Neuroplasticity is a blessing and a curse. Hebbian Theory is often summed up as neurons that fire together and wire together. Wired together, neurons allow us to develop positive and undesirable habits, such as playing a piece of music on an instrument by heart and grabbing our cell phones when bored to doom scroll. We can rewire those undesirable habits, but it takes practice.
Low-tech options are less distracting, making them a better choice to complete a task.
Low-tech options allow you to be in the flow, think, create, and feel without distractions. Here are other options:
- Paper calendars, planners, and journals—out of sight, out of mind is accurate for many neurodivergents. Using one of these low-cost options over digital will keep your tasks and appointments in view, keep you off your devices, and keep you away from distractions.
- People should choose books over reading on their phones.
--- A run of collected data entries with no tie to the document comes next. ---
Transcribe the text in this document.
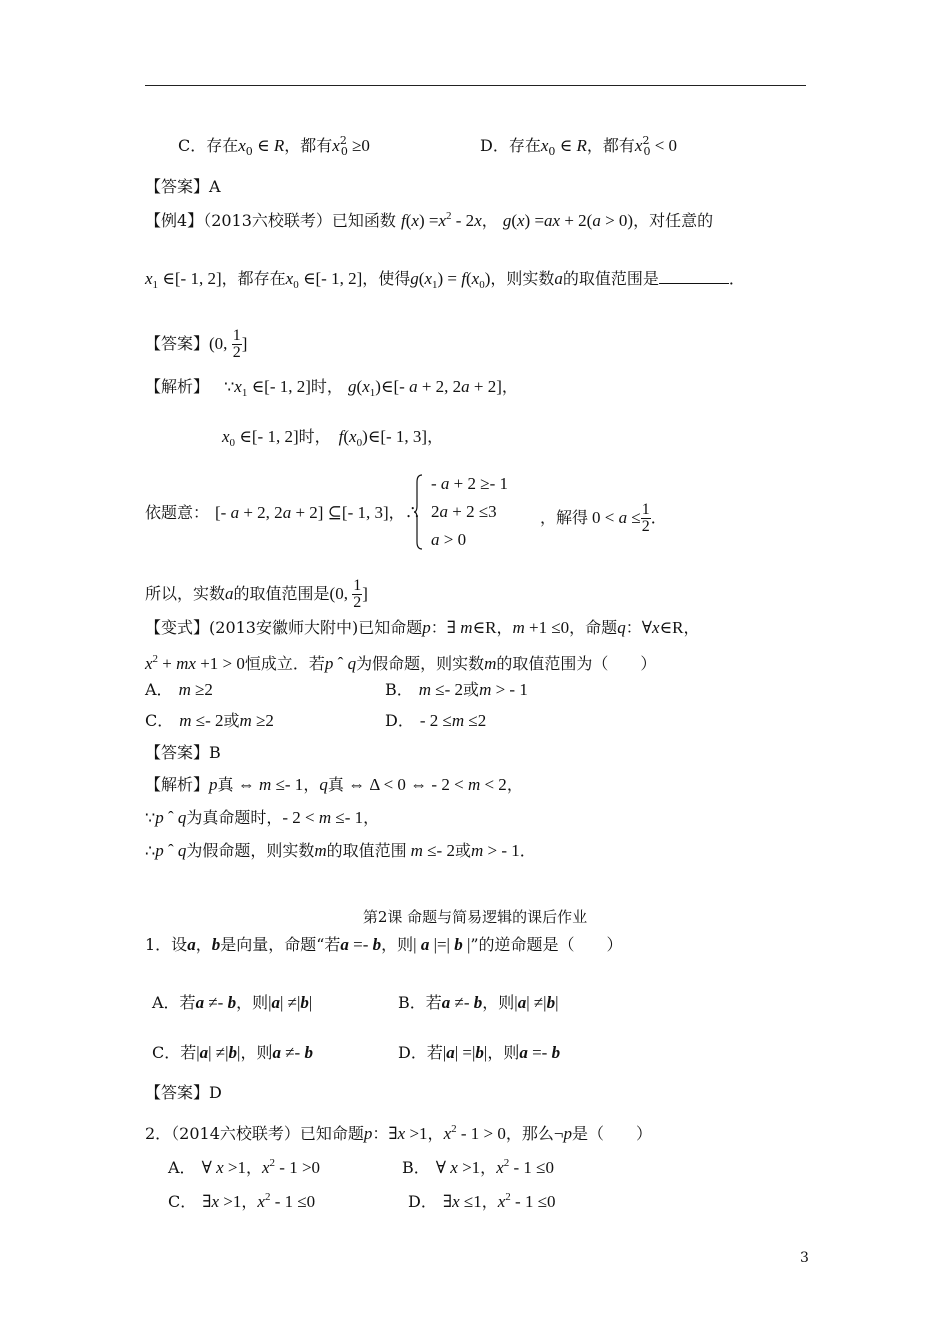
C．存在$x_0$ ∈ R，都有$x^2_0 \ge 0$	D．存在$x_0$ ∈ R，都有$x^2_0 < 0$
【答案】A
【例4】（2013六校联考）已知函数 $f(x) =x^2 - 2x$， g(x) =ax + 2(a > 0)，对任意的
$x_1$ ∈[- 1, 2]，都存在$x_0$ ∈[- 1, 2]，使得$g(x_1) = f(x_0)$，则实数a的取值范围是	．
【答案】(0, $\frac{1}{2}$ ]
【解析】 $\because x_1$ ∈[- 1, 2]时， $g(x_1)\in[-$ a + 2, 2a + 2]，
$x_0$ ∈[- 1, 2]时， $f(x_0)\in[-$ 1, 3]，
依题意： [- a + 2, 2a + 2] ⊆[- 1, 3]，∴
- a + 2 ≥- 1
2a + 2 ≤3
a > 0
，解得 $0 < a \le \frac{1}{2}$ ．
所以，实数a的取值范围是(0, $\frac{1}{2}$ ]
【变式】(2013安徽师大附中)已知命题p：∃ m∈R，m +1 ≤0，命题q：∀x∈R，
$x^2$ + mx +1 > 0恒成立．若p ˆ q为假命题，则实数m的取值范围为（　　）
A． m ≥2	B． m ≤- 2或m > - 1
C． m ≤- 2或m ≥2	D． - 2 ≤m ≤2
【答案】B
【解析】p真 ⇔ m ≤- 1，q真 ⇔ Δ < 0 ⇔ - 2 < m < 2，
∵p ˆ q为真命题时，- 2 < m ≤- 1，
∴p ˆ q为假命题，则实数m的取值范围 m ≤- 2或m > - 1．
第2课 命题与简易逻辑的课后作业
1．设a，b是向量，命题“若a =- b，则| a |=| b |”的逆命题是（　　）
A．若a ≠- b，则|a| ≠|b|	B．若a ≠- b，则|a| ≠|b|
C．若|a| ≠|b|，则a ≠- b	D．若|a| =|b|，则a =- b
【答案】D
2．（2014六校联考）已知命题p：∃x >1，$x^2 - 1 > 0$，那么¬p是（　　）
A． ∀ x >1，$x^2 - 1 >0$	B． ∀ x >1，$x^2 - 1 \le 0$
C． ∃x >1，$x^2 - 1 \le 0$	D． ∃x ≤1，$x^2 - 1 \le 0$
3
Reading is about immersing yourself in another world, which is hard to do on a phone with notifications popping up.
- Pen and paper for writing to-do lists, rough drafts, or pro/con lists: Using these items will keep you undistracted and in the flow and will keep items in view.
- Analog alarm clocks: Your phone must be out of reach for these clocks to work. They work. When there is no backup alarm, getting up when it goes off is urgent.
- Whiteboards and bulletin boards: Keeping items visual.
- Alphasmart word processors: These devices only do word processing without distractions. Later, you can connect them to a laptop to download the documents into another document, like Word, where you can spell check and edit if needed.
- Time timers: These timers make time visual and urgent. And they don’t go dark like your phone can.
- In-person meetings, standing meetings, and walking meetings allow you to be present with the person you are with instead of being tempted to multitask during virtual meetings. And maybe some bonus movement outside!
- Office hours: people who work from home tend to work too much. Setting office hours will help separate work time from other life activities.
Relationships are healthier when we have firm boundaries and are intentional about them. This is true when we are talking about our mobile devices as well.
We want to be in the saddle as much as possible. Here are some questions to ask yourself:
- How do I feel about my mobile device?
- How do I want to think about my mobile device?
- What is the function of my cell phone?
- What does it mean to be intentional about using my cell phone?
- If X is the function of my mobile device, what boundaries do I need to put in place?
If you want to change your relationship with your phone, these might offer you some support:
- Brick: The device allows you to leave distractions behind.
- Dumb phones, or at least not as smart.
- A timed safe—I have one client who puts his phone in a safe at 9 p.m. and can’t access it until 6 a.m.
Where will your relationship with your tech go from here?